The weight of the convolution kernel become NaN after training several batches

ojipadeson · April 30, 2022, 9:46am

My network’s weights suddenly change to NaN during the training process. That is, it trains normally for a period of time and suddenly go to NaN in a random batch(not the same batch). In debug mode, I found all inputs are normal. And the item() of the last loss is normal. What may cause the network weights to be NaN?

BrianPulfer · April 30, 2022, 1:57pm

Weights going to NaN is typically due to overflow. The most common cause I know for this issue is a too high learning rate and no gradient clipping. This makes the parameters of your network to diverge towards +/- infinity.

Have you tried lowering the learning rate? You could also log the norm of the gradients (Check the norm of gradients).

ojipadeson · May 2, 2022, 7:36am

I applied nn.utils.clip_grad_norm_(max_norm=2) in my learning process, but there is still the case of NaN. My init learning rate is 0.0004 and I use an ExponentialLR(gamma=0.9) learning schedule.

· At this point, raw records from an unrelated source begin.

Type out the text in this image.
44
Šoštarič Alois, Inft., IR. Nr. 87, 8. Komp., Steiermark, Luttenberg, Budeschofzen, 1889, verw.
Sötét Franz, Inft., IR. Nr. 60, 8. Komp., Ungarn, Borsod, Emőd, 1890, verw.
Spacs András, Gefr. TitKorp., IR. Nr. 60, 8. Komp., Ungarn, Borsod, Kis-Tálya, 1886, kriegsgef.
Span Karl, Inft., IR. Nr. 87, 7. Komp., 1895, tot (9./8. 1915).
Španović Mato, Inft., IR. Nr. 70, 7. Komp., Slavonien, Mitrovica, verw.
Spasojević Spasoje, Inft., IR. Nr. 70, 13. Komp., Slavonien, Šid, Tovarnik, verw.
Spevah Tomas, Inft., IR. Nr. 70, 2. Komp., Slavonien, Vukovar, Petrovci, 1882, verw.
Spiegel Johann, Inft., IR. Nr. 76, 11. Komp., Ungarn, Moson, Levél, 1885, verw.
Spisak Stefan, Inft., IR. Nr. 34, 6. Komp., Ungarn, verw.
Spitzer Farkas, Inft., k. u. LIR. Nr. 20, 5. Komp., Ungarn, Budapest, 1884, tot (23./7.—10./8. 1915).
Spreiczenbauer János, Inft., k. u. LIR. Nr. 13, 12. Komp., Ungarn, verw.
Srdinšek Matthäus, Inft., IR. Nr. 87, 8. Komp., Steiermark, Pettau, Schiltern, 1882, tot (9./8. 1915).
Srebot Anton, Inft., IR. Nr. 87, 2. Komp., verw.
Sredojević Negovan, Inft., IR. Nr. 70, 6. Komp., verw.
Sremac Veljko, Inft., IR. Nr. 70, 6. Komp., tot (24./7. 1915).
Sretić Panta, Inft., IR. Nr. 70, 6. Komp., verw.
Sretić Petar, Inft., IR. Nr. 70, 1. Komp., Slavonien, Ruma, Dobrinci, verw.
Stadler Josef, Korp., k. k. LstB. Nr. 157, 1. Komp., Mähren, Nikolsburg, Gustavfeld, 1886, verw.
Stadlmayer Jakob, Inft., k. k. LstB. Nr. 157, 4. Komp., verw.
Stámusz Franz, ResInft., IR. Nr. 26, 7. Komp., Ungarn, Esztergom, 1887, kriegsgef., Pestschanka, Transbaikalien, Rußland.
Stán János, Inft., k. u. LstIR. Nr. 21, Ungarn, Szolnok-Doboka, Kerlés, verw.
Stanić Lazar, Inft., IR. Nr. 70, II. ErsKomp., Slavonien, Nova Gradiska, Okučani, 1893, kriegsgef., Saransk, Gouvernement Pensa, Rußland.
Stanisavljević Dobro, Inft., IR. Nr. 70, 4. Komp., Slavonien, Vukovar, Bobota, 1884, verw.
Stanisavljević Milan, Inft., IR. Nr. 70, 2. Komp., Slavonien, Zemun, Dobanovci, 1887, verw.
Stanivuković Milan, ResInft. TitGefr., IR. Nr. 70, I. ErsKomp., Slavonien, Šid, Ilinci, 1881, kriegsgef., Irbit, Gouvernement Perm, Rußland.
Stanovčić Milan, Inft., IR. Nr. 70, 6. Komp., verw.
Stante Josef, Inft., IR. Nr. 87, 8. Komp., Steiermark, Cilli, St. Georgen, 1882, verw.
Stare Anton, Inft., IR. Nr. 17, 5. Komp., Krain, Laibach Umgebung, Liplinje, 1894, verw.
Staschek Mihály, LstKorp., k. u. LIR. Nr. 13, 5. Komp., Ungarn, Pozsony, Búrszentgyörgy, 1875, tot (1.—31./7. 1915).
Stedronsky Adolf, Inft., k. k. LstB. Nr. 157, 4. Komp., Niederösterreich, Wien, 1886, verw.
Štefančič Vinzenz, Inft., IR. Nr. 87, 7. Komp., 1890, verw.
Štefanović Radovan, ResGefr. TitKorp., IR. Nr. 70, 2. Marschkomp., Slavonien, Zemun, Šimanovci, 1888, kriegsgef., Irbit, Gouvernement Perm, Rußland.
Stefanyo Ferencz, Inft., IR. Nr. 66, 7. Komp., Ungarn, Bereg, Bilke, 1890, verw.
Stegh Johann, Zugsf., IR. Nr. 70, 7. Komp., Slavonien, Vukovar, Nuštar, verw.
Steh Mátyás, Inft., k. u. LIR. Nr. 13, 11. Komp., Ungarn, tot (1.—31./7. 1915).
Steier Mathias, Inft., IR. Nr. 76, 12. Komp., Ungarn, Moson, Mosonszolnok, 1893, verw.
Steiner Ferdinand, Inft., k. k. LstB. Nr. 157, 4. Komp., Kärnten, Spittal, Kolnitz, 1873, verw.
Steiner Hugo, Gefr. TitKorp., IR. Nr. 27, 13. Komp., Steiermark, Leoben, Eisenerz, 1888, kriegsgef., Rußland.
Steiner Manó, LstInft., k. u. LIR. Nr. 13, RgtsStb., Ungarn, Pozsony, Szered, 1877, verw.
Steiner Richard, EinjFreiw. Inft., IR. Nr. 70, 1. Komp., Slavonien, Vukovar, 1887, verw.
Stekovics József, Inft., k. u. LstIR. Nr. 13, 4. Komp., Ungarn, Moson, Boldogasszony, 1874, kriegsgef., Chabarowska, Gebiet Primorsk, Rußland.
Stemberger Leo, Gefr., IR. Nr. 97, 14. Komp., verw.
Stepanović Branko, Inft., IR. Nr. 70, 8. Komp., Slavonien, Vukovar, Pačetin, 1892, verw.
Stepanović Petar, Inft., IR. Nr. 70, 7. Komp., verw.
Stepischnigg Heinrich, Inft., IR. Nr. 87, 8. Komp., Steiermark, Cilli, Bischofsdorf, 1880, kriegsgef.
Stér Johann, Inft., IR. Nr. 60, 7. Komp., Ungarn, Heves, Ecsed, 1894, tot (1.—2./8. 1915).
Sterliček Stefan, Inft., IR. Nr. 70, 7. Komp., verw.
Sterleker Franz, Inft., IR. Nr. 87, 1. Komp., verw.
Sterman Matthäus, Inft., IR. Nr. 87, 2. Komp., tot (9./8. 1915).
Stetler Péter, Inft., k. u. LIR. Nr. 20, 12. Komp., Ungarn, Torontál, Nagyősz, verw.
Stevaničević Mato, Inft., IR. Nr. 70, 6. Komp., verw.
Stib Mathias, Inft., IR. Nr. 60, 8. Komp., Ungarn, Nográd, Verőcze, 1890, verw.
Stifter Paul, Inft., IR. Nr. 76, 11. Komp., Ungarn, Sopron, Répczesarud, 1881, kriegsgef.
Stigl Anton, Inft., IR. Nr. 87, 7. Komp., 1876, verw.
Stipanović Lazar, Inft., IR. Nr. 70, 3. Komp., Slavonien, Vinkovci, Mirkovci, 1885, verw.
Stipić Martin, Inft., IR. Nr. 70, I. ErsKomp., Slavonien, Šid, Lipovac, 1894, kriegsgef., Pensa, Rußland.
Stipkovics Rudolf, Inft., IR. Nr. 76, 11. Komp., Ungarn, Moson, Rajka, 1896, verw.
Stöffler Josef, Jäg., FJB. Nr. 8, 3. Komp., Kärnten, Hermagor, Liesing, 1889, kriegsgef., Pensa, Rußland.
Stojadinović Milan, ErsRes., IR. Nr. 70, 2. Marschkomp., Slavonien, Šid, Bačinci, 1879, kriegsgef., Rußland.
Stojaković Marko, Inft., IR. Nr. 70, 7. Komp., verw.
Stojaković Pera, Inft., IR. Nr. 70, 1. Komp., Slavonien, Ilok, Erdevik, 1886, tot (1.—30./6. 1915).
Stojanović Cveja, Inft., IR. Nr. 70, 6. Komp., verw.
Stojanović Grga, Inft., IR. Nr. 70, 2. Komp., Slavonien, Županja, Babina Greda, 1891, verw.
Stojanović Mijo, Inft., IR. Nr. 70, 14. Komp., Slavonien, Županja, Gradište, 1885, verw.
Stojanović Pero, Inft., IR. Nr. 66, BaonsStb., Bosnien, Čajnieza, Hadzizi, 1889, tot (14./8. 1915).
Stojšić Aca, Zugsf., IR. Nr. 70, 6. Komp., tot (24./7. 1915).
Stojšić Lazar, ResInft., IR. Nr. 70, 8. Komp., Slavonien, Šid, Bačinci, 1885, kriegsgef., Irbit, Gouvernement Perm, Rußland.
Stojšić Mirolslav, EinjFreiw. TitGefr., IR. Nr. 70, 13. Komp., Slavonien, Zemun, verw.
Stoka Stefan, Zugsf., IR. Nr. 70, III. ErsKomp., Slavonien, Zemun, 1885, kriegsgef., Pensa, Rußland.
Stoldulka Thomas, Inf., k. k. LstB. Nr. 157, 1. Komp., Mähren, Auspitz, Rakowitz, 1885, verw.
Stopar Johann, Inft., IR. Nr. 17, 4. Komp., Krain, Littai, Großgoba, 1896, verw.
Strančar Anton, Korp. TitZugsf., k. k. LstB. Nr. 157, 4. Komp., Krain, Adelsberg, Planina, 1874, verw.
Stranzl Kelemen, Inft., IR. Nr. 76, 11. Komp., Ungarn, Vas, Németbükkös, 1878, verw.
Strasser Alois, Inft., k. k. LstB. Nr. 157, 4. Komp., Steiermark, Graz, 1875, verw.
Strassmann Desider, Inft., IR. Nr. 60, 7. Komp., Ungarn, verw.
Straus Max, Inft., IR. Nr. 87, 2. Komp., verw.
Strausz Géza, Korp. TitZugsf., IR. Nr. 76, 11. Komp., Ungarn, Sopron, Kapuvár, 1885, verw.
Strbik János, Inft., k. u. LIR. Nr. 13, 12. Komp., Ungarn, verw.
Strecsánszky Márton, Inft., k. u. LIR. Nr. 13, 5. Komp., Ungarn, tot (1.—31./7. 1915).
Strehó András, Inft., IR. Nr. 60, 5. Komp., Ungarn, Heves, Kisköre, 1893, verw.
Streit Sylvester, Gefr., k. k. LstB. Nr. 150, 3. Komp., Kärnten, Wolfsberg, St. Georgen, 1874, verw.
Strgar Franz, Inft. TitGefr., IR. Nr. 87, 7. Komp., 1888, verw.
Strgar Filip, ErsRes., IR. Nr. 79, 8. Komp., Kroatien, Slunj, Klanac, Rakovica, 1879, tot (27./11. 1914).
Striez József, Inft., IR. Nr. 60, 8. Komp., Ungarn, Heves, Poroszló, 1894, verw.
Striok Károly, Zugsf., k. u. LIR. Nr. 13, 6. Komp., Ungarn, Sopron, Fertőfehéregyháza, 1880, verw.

I’m wondering if the reduction of loss to mean or sum or the weight of every sub-loss (loss = w1*loss1 + w2*loss2 + .. + wn*lossn) would have a significant effect to the gradients. And is there a way to ensure that the gradient in the network does not appear Nan?

BrianPulfer · May 2, 2022, 8:10am

There is a similar thread at Gradient value is nan - #3 by saumya0303

As @ptrblck suggested, you could use torch.autograd.set_detect_anomaly(True) to see when the gradient go to NaN and debug from there.

Hope this helps.